Anzumerken ist auch noch, dass Icarus 2 gegenüber der ersten Version 256 neue Drum-Samples bietet. Der Hersteller selber spricht im Zusammenhang mit dem Icarus 2 von einer "Workstation". Es ist aber so, dass einige Kriterien einer Workstation, wie Sound-Stacking, bzw. Layers, nicht im Funktionsumfang sind. Ich muss auch persönlich sagen, dass mich das nicht stört, denn wenn ich in einer DAW-Software mehrere Synths übereinander schichten möchte, dann gibt es da genügend andere Möglichkeiten. Überhaupt muss ich sagen, finde ich funktionell Icarus 2 schon fast etwas zu überladen. Den tollen Arpeggiator nehme ich gerne in Anspruch, aber auf solche Zugaben wie Drum- oder Glitch-Sequenzer oder Vocoder hätte ich gerne verzichten können. Drum-Sequenzer und Vocoder sind Funktionalitäten, die man schon fast wieder in einem eigenen, virtuellen Instrument unterbringen müsste und dann mit größerem Funktionsumfang.

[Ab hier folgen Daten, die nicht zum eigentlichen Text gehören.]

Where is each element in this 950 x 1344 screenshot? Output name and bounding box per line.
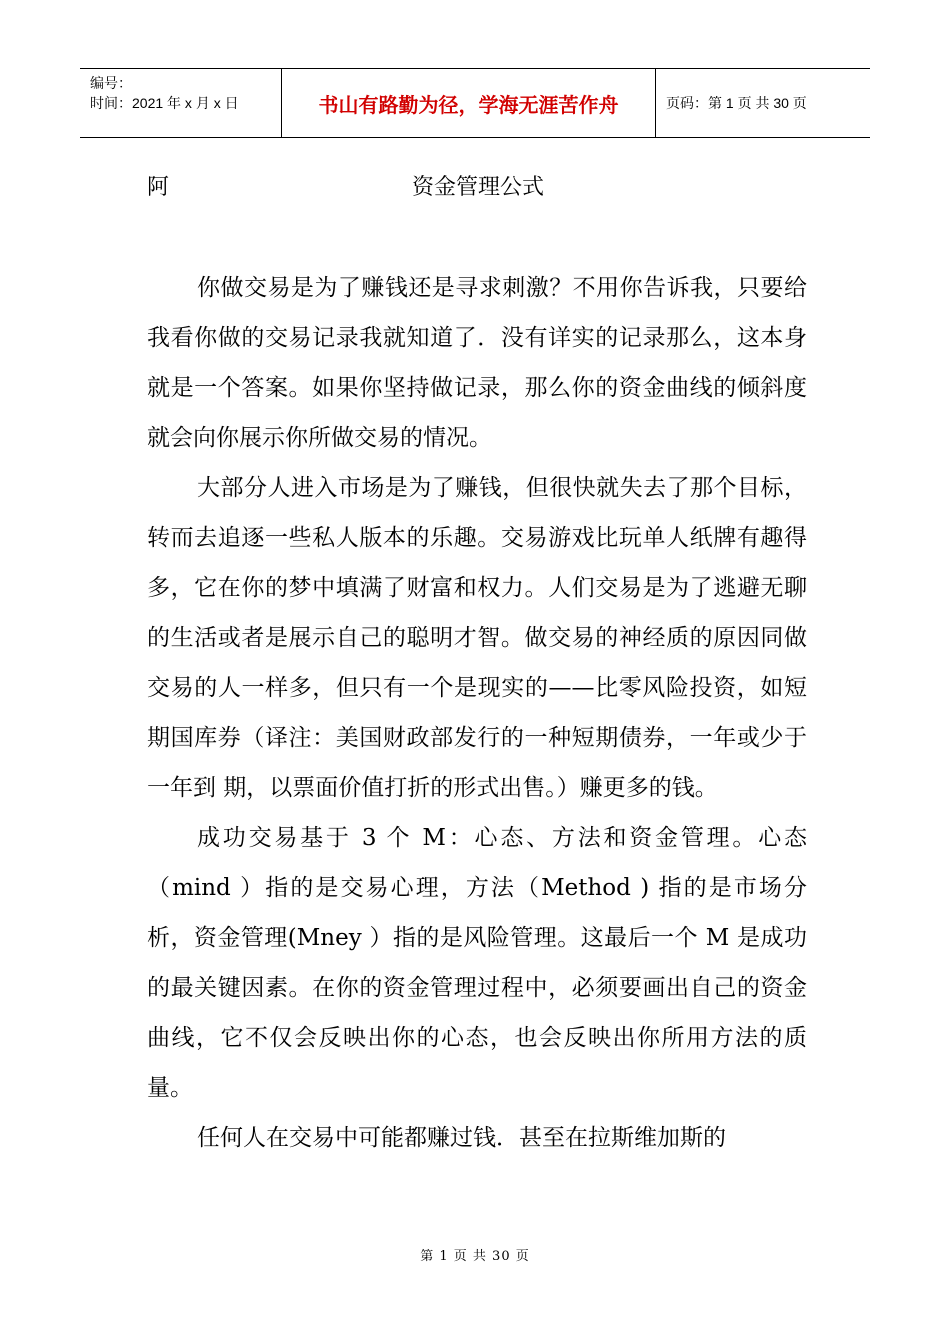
header-page-info: 页码：第 1 页 共 30 页 — [666, 95, 807, 111]
paragraph: 任何人在交易中可能都赚过钱．甚至在拉斯维加斯的 — [197, 1125, 726, 1151]
paragraph: 大部分人进入市场是为了赚钱，但很快就失去了那个目标，转而去追逐一些私人版本的乐趣。交易游戏比玩单人纸牌有趣得多，它在你的梦中填满了财富和权力。人们交易是为了逃避无聊的生活或者是展示自己的聪明才智。做交易的神经质的原因同做交易的人一样多，但只有一个是现实的——比零风险投资，如短期国库券（译注：美国财政部发行的一种短期债券，一年或少于一年到 期，以票面价值打折的形式出售。）赚更多的钱。 — [147, 475, 807, 801]
header-meta-cell — [80, 69, 282, 137]
date-label: 时间：2021 年 x 月 x 日 — [90, 95, 239, 111]
document-body — [147, 263, 807, 1163]
paragraph: 成功交易基于 3 个 M：心态、方法和资金管理。心态（mind ）指的是交易心理，方法（Method ) 指的是市场分析，资金管理(Mney ）指的是风险管理。这最后一个 M 是成功的最关键因素。在你的资金管理过程中，必须要画出自己的资金曲线，它不仅会反映出你的心态，也会反映出你所用方法的质量。 — [147, 825, 807, 1101]
page-footer: 第 1 页 共 30 页 — [420, 1249, 530, 1264]
title-prefix: 阿 — [147, 175, 170, 200]
header-motto: 书山有路勤为径，学海无涯苦作舟 — [282, 69, 656, 137]
paragraph: 你做交易是为了赚钱还是寻求刺激？不用你告诉我，只要给我看你做的交易记录我就知道了．没有详实的记录那么，这本身就是一个答案。如果你坚持做记录，那么你的资金曲线的倾斜度就会向你展示你所做交易的情况。 — [147, 275, 807, 451]
header-table — [80, 68, 870, 138]
document-title: 资金管理公式 — [412, 175, 545, 200]
title-row — [0, 170, 950, 204]
serial-label: 编号： — [90, 75, 132, 91]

Das Positive ist aber, dass die vielen Funktionen, sowohl was Oszillatoren und Effekte angeht als auch viele Funktionen im Hauptmenü, abschaltbar sind und so die CPU-Last bei Nichtbenutzung in die Höhe treiben. Das ist sehr konsequent an den verschiedensten Stellen so ausgeführt. Aber selbst bei Nutzung aller Funktionen geht Icarus 2 mit den CPU-Resourcen relativ schonend um.

Fazit

Der Preis des Tone2 Icarus 2 liegt bei 149 Euro und das ist für diese Funktionalität und für diese immense Sound-Vielfalt absolut angemessen. Ein sehr universeller Synthesizer, den ich zwar nicht als Workstation bezeichnen würde, aber eben ein virtuelles Instrument mit extrem umfangreichem Funktionsumfang und klanglich gehört er zu meinen LIeblingsinstrumenten. Wirklich tolle Sounds.